Experiment - Custom object detection dataset

Problem:You want to train an object detection model on your own images with labeled boxes. Currently, your model trains but validation accuracy is low and loss is high.

Current Metrics:Training loss: 1.2, Validation loss: 2.5, Validation mAP: 35%

Issue:The model overfits quickly and does not generalize well to validation data. Dataset loading and augmentation might be insufficient or incorrect.

Your Task

Improve dataset preparation and augmentation to reduce overfitting and increase validation mAP to at least 50%.

Use the same base model architecture.

Do not change model hyperparameters like learning rate or batch size.

Focus only on dataset loading, preprocessing, and augmentation.

Hint 1

Hint 2

Hint 3

Hint 4

Solution

Computer Vision

import tensorflow as tf
import numpy as np
import os

# Function to parse TFRecord or custom dataset
# For simplicity, here we simulate loading images and boxes

def load_and_preprocess_image(image_path, boxes):
    image = tf.io.read_file(image_path)
    image = tf.image.decode_jpeg(image, channels=3)
    image = tf.image.convert_image_dtype(image, tf.float32)  # normalize to [0,1]

    # Data augmentation
    image = tf.image.random_flip_left_right(image)
    image = tf.image.random_brightness(image, max_delta=0.1)

    # Assume boxes are normalized [ymin, xmin, ymax, xmax]
    # If image flipped, adjust boxes
    def flip_boxes(boxes):
        ymin, xmin, ymax, xmax = tf.split(boxes, 4, axis=1)
        xmin_flipped = 1.0 - xmax
        xmax_flipped = 1.0 - xmin
        return tf.concat([ymin, xmin_flipped, ymax, xmax_flipped], axis=1)

    if tf.random.uniform(()) > 0.5:
        image = tf.image.flip_left_right(image)
        boxes = flip_boxes(boxes)

    return image, boxes

# Dummy dataset generator
image_paths = ["/path/to/image1.jpg", "/path/to/image2.jpg"]
boxes_list = [np.array([[0.1, 0.2, 0.5, 0.6]], dtype=np.float32), np.array([[0.3, 0.4, 0.7, 0.8]], dtype=np.float32)]

# Create tf.data.Dataset
train_ds = tf.data.Dataset.from_tensor_slices((image_paths, boxes_list))

# Map preprocessing
train_ds = train_ds.map(lambda img_p, boxes: load_and_preprocess_image(img_p, boxes), num_parallel_calls=tf.data.AUTOTUNE)

# Shuffle and batch
train_ds = train_ds.shuffle(buffer_size=100).batch(8).prefetch(tf.data.AUTOTUNE)

# Validation dataset without augmentation
val_ds = tf.data.Dataset.from_tensor_slices((image_paths, boxes_list))

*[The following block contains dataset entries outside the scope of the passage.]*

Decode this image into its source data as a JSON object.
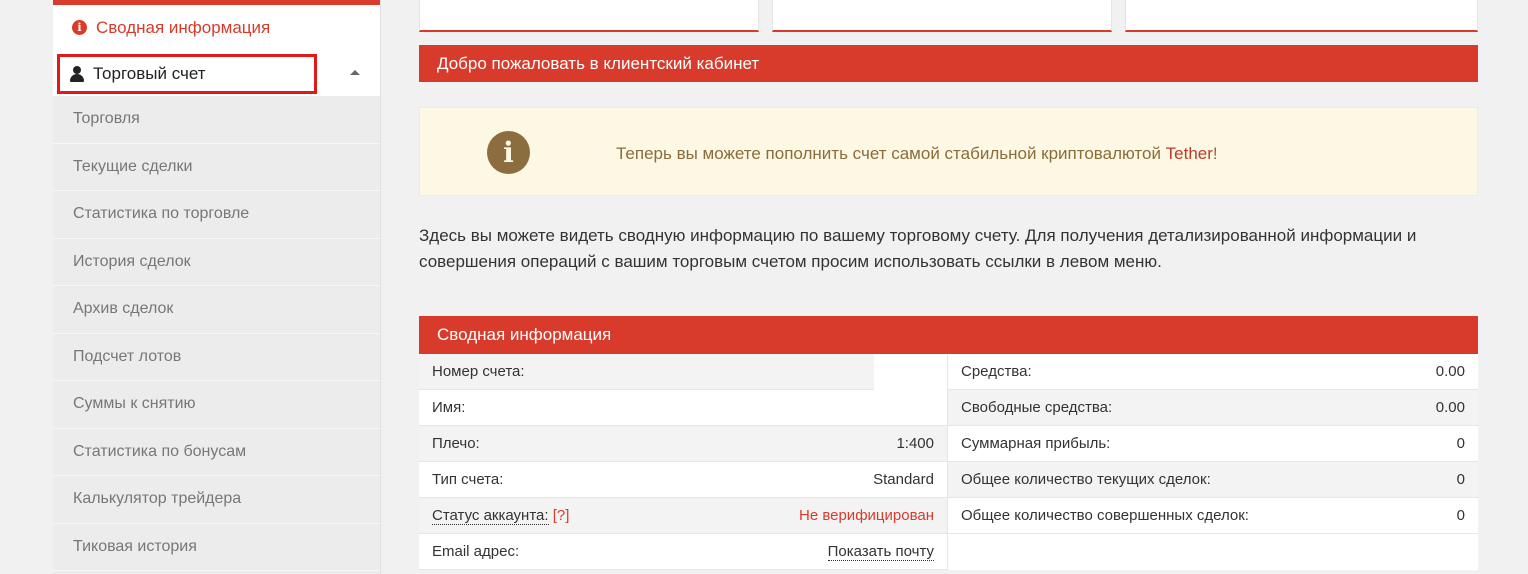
{
  "sidebar": {
    "summary_label": "Сводная информация",
    "trade_account_label": "Торговый счет",
    "items": [
      {
        "label": "Торговля"
      },
      {
        "label": "Текущие сделки"
      },
      {
        "label": "Статистика по торговле"
      },
      {
        "label": "История сделок"
      },
      {
        "label": "Архив сделок"
      },
      {
        "label": "Подсчет лотов"
      },
      {
        "label": "Суммы к снятию"
      },
      {
        "label": "Статистика по бонусам"
      },
      {
        "label": "Калькулятор трейдера"
      },
      {
        "label": "Тиковая история"
      }
    ]
  },
  "welcome": {
    "title": "Добро пожаловать в клиентский кабинет"
  },
  "notice": {
    "icon": "info-icon",
    "text_before": "Теперь вы можете пополнить счет самой стабильной криптовалютой ",
    "link": "Tether",
    "text_after": "!"
  },
  "intro": {
    "line1": "Здесь вы можете видеть сводную информацию по вашему торговому счету. Для получения детализированной информации и",
    "line2": "совершения операций с вашим торговым счетом просим использовать ссылки в левом меню."
  },
  "summary": {
    "title": "Сводная информация",
    "left": [
      {
        "label": "Номер счета:",
        "value": ""
      },
      {
        "label": "Имя:",
        "value": ""
      },
      {
        "label": "Плечо:",
        "value": "1:400"
      },
      {
        "label": "Тип счета:",
        "value": "Standard"
      },
      {
        "label": "Статус аккаунта:",
        "help": "[?]",
        "value": "Не верифицирован"
      },
      {
        "label": "Email адрес:",
        "value": "Показать почту"
      }
    ],
    "right": [
      {
        "label": "Средства:",
        "value": "0.00"
      },
      {
        "label": "Свободные средства:",
        "value": "0.00"
      },
      {
        "label": "Суммарная прибыль:",
        "value": "0"
      },
      {
        "label": "Общее количество текущих сделок:",
        "value": "0"
      },
      {
        "label": "Общее количество совершенных сделок:",
        "value": "0"
      }
    ]
  },
  "colors": {
    "accent": "#d83b2b",
    "notice_bg": "#fcf8e3",
    "notice_text": "#8a6d3b"
  }
}
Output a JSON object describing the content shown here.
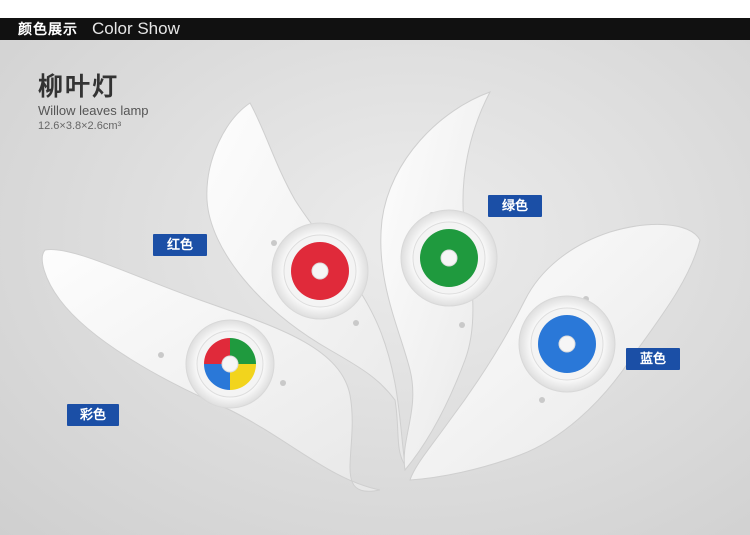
{
  "header": {
    "title_cn": "颜色展示",
    "title_en": "Color Show"
  },
  "product": {
    "name_cn": "柳叶灯",
    "name_en": "Willow leaves lamp",
    "size": "12.6×3.8×2.6cm³"
  },
  "labels": {
    "red": "红色",
    "green": "绿色",
    "blue": "蓝色",
    "multicolor": "彩色"
  },
  "colors": {
    "label_bg": "#1b4fa6",
    "led_red": "#e02a3a",
    "led_green": "#1f9a3e",
    "led_blue": "#2a78d8",
    "led_multi": [
      "#e02a3a",
      "#1f9a3e",
      "#f2d41d",
      "#2a78d8"
    ]
  }
}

val_ds = val_ds.map(lambda img_p, boxes: (tf.image.convert_image_dtype(tf.image.decode_jpeg(tf.io.read_file(img_p), channels=3), tf.float32), boxes))
val_ds = val_ds.batch(8).prefetch(tf.data.AUTOTUNE)

# Model training code would go here

# For demonstration, print dataset shapes
for images, boxes in train_ds.take(1):
    print(f"Batch images shape: {images.shape}")
    print(f"Batch boxes shape: {boxes.shape}")

Added image normalization to [0,1] range.

Added random horizontal flip and brightness augmentation.

Adjusted bounding boxes when images are flipped.

Shuffled and batched the dataset with prefetching for performance.

Separated validation dataset without augmentation.

Results Interpretation

Before: Training loss: 1.2, Validation loss: 2.5, Validation mAP: 35%

After: Training loss: 0.9, Validation loss: 1.5, Validation mAP: 52%

Proper dataset preprocessing and augmentation help the model generalize better, reducing overfitting and improving validation accuracy.

Bonus Experiment

Try adding random rotation and zoom augmentations to further improve validation mAP.

💡 Hint

Use tf.image.rot90 or tf.keras.layers.RandomRotation and tf.keras.layers.RandomZoom in the preprocessing pipeline.